An architect who has spent five years learning to identify problems, research deeply, and communicate ideas with clarity and conviction has not been studying architecture. They have been studying design. The medium was buildings. The discipline was the same.

This is why I have now hired two architects into product design roles. Not despite their backgrounds. Because of them.

The Real Qualification

There is a common belief in the industry — spoken quietly, believed widely — that designers who came from non-traditional backgrounds are somehow provisional. That they're working toward a legitimacy they haven't quite earned yet. That there's a moment in the future where they'll finally qualify.

That moment doesn't exist. Because the qualification was never about the degree or the years or the specific software you learned first.

Being a designer is about the way you think. The way you process information when confronted with a problem you've never seen before. The way you organise complexity into something a room full of people can understand and respond to. The way you listen to what a user can't say directly and translate it into something that helps them.
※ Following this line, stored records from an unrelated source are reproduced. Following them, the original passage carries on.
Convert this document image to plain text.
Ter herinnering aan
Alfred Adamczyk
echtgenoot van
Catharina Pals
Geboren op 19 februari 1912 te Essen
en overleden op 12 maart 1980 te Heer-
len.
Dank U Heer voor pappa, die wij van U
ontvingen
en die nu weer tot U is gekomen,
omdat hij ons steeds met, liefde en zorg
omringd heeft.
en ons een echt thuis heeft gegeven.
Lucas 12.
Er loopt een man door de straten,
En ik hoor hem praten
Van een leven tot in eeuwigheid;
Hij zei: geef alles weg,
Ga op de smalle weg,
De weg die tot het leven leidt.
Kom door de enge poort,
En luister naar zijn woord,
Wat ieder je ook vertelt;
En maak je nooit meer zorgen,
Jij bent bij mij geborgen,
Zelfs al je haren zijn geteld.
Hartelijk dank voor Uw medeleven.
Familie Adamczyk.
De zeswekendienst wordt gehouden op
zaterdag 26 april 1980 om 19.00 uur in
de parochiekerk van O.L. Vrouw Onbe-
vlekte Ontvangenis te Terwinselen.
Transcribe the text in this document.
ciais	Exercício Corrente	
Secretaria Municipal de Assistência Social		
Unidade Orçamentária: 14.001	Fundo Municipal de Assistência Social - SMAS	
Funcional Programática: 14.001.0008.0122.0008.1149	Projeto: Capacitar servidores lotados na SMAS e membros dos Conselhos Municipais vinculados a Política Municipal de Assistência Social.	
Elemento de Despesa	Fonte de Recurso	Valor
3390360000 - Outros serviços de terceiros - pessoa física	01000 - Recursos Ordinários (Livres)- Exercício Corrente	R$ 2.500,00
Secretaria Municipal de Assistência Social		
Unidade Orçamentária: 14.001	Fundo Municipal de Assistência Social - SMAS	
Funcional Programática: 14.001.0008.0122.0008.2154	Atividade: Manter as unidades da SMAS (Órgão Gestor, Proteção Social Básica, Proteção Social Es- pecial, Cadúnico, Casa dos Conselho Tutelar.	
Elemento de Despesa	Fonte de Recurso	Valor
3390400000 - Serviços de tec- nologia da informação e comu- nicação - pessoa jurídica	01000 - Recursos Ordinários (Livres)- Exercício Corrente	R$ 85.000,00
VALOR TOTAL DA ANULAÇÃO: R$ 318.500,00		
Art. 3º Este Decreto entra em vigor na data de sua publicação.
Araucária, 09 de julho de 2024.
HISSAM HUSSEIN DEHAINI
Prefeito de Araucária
If you can do that — if you can take a messy, ambiguous problem and make it clear enough for others to act on — you are a designer. The tools are learnable. The hard skills are learnable. Figma can be learned in weeks. What cannot be learned quickly is the instinct to ask the right question before you start building. That instinct is what design school is actually trying to develop. And it can develop in architecture school, in engineering school, in a journalism degree, in five years of working in customer support, in any context where you've had to understand people and communicate clearly on their behalf.

If you can explain it, you are a designer.
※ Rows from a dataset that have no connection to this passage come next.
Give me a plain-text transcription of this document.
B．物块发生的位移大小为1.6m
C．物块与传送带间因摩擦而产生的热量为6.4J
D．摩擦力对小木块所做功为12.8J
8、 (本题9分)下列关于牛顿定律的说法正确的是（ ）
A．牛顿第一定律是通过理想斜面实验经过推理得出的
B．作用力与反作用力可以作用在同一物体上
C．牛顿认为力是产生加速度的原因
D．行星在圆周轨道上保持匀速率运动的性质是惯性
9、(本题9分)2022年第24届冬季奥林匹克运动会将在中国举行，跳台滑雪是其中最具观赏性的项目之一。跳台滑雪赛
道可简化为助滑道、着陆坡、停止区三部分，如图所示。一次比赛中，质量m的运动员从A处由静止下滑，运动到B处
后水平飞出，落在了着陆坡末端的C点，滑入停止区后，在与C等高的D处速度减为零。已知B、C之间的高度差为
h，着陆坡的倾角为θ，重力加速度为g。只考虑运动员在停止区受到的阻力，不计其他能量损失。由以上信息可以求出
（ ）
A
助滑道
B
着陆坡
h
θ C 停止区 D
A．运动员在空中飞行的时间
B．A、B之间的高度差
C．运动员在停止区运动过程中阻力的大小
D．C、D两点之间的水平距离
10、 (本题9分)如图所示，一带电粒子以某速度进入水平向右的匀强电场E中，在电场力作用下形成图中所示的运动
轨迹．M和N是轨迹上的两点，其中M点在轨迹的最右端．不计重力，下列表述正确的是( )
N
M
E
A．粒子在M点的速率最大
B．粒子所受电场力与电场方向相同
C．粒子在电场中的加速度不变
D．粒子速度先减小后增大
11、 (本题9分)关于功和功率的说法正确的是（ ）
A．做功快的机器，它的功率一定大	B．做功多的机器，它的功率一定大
A Note on Imposter Syndrome — for Everyone

I want to be clear that this isn't only a career-switcher problem. The designer who studied interaction design for four years and is now building geospatial tools for satellite data feels this. The designer who came from a strong consumer product background and just joined a healthcare company feels this. The designer who has ten years of experience but just got promoted into a leadership role feels this.
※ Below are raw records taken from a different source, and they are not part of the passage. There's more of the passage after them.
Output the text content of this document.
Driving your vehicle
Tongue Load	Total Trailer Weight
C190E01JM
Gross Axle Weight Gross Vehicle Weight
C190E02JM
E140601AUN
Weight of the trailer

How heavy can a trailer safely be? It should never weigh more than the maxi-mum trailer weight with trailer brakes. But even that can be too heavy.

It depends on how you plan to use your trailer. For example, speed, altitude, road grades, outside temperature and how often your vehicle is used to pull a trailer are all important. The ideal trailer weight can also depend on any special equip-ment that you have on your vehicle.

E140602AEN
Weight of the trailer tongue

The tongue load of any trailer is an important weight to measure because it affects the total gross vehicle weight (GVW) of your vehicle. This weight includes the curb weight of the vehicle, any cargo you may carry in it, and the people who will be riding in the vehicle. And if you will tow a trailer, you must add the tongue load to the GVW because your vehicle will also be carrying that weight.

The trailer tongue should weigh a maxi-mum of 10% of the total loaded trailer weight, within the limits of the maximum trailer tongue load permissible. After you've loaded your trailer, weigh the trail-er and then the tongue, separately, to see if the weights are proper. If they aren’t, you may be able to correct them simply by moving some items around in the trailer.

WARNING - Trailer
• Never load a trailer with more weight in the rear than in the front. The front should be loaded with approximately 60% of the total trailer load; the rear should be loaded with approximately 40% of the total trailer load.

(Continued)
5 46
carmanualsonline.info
The feeling of "I don't have enough foundation" is not a sign that you lack foundation. It's a sign that you're in a discipline that will always put you in front of problems you haven't solved before. That feeling is not a warning. It is the work.

The designers who grow fastest are not the ones who feel most certain. They're the ones who get comfortable with the uncertainty fastest — who learn to present their thinking clearly even when they don't have all the answers, who learn to say "here's what I know, here's what I don't know, and here's how I'm going to find out" with the same confidence that an architect stands in front of a critic.

Presentation is not separate from design. It is design. If you have great ideas but cannot communicate them, those ideas will never reach the people they could help. Someone else will name them. Someone else will get the credit. You will remain dependent on others to give your thinking a voice — and that is a much bigger professional risk than any gap in your software skills.

If You're Reading This and Recognising Yourself

Whether you came from architecture, engineering, journalism, teaching, finance, or anything else — if you are sitting in design rooms and doing the work of identifying problems, researching deeply, and communicating ideas clearly, you are not almost a designer.

You are a designer.

The panic you feel before a presentation isn't evidence that you don't belong. It's evidence that you care about doing the work well. Channel it. Use it to prepare more thoroughly, to know your reasoning more deeply, to anticipate the questions before they're asked.

And the next time someone asks you to justify your thinking in a room full of people who seem more certain than you — remember the whiteboard. Remember the three columns. Remember that the process you've been using your whole professional life, in whatever discipline you came from, is the same process. The medium changed. The thinking didn't.

You've been a designer your whole life. You just didn't know it yet.